A drug currently used to treat high blood pressure and heart failure has been found to reduce the symptoms of multiple sclerosis in mice. The discovery that amiloride can reduce the degeneration of nerve tissue in mice suggests it could have a therapeutic potential for people who have MS. However, despite the positive findings, the researchers warn that clinical trials in people, to test the drug’s full potential, are crucial before it is given as a treatment for the disease.
The research led by Professor Lars Fugger of the Medical Research Council Human Immunology Unit and Department of Clinical Neurology at Oxford University is published in Nature Medicine.
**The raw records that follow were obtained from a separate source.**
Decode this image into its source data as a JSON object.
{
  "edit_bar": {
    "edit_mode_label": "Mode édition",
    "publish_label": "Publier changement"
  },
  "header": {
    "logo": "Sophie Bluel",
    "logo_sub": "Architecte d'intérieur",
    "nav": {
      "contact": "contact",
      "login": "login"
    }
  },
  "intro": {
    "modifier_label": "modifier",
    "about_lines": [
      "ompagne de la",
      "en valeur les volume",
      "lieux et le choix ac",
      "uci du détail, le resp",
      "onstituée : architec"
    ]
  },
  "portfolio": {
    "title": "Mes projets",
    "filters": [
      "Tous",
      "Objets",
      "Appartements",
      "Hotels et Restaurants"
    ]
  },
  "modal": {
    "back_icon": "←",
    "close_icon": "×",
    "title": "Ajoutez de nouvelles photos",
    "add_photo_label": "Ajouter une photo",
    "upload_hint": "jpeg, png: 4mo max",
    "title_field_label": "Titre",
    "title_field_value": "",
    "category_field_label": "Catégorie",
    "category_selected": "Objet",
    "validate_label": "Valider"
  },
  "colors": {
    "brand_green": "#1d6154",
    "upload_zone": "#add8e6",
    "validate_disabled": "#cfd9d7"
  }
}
Professor Fugger said:
"This drug [amiloride] is already licensed for another purpose. Looking for new ways to use established drugs is usually cheaper than starting the discovery process from scratch, we’ve had a really positive result."
The search for therapeutic potential began with studies of the role of a channel called ASIC1 that creates an opening in the cell membrane. ASIC1 works by sensing acid levels around the cell and lets sodium and calcium molecules into cells. This process is an important part of the process of sensing pain and touch. Using mice with a condition that mimics some aspects of the human form of multiple sclerosis the scientists found that the ASIC1 channel also contributes to degeneration of the axon, the long stem of the nerve. When the channel remains open, sodium and calcium can flood into the cell in higher than normal proportions.